Similarly, provide the same disclosure of the invention to a number of patent attorneys and the patent applications produced by the patent attorneys will be substantially the same. The specification and drawings for a patent application will simply be regurgitations of the inventor's disclosure. The claims will be legal specifications of the inventor's embodiment of his invention

There is an element of truth in this misconception. Most patent attorneys, particularly those that are subject to inhibiting time and cost constraints, will simply repackage the inventor's disclosure. The claims will be obtained simply by translating the inventor's drawings into words.

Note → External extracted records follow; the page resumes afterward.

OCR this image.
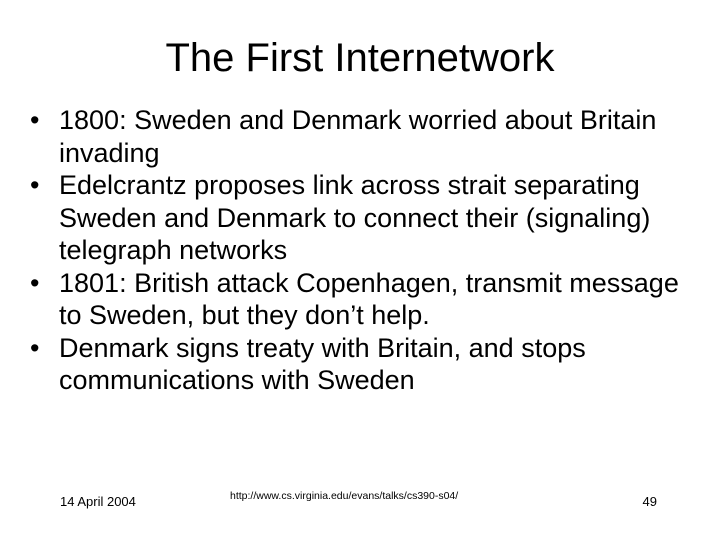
The First Internetwork
• 1800: Sweden and Denmark worried about Britain invading
• Edelcrantz proposes link across strait separating Sweden and Denmark to connect their (signaling) telegraph networks
• 1801: British attack Copenhagen, transmit message to Sweden, but they don’t help.
• Denmark signs treaty with Britain, and stops communications with Sweden
14 April 2004	http://www.cs.virginia.edu/evans/talks/cs390-s04/	49
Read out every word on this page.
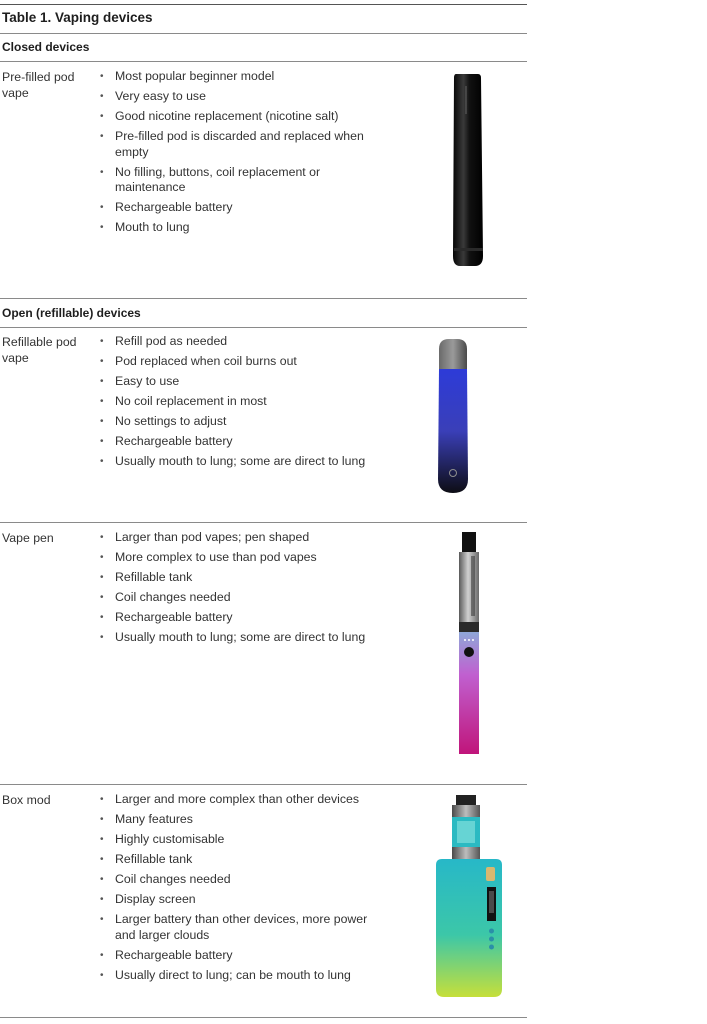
Table 1. Vaping devices
Closed devices
Pre-filled pod vape
• Most popular beginner model
• Very easy to use
• Good nicotine replacement (nicotine salt)
• Pre-filled pod is discarded and replaced when empty
• No filling, buttons, coil replacement or maintenance
• Rechargeable battery
• Mouth to lung
Open (refillable) devices
Refillable pod vape
• Refill pod as needed
• Pod replaced when coil burns out
• Easy to use
• No coil replacement in most
• No settings to adjust
• Rechargeable battery
• Usually mouth to lung; some are direct to lung
Vape pen	• Larger than pod vapes; pen shaped
• More complex to use than pod vapes
• Refillable tank
• Coil changes needed
• Rechargeable battery
• Usually mouth to lung; some are direct to lung
Box mod	• Larger and more complex than other devices
• Many features
• Highly customisable
• Refillable tank
• Coil changes needed
• Display screen
• Larger battery than other devices, more power and larger clouds
• Rechargeable battery
• Usually direct to lung; can be mouth to lung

The typical patent attorney will not invest the time required to develop a thorough understanding of the invention. In the case of subject matter of some complexity, developing a real understanding of the principles of operation of the invention is beyond the capabilities of typical patent attorneys. Thus, if the patent applicant is more concerned with the number of patents in his portfolio rather than the quality of the patents, it does not make much difference as to who he selects as his patent attorney. If he will be satisfied with "cookie cutter" claims, then he can simply select the patent attorney who quotes the lowest price. And he can be satisfied with "cookie cutter" claims if his is a run-of-the-mill invention.

On the other hand, if the invention is potentially of great value, the patent applicant may want claims of the highest quality to protect his invention to the highest degree possible. Under these circumstances the patent applicant should look for a patent attorney who is capable of creating quality claims, particularly where the subject matter of the invention is technically challenging.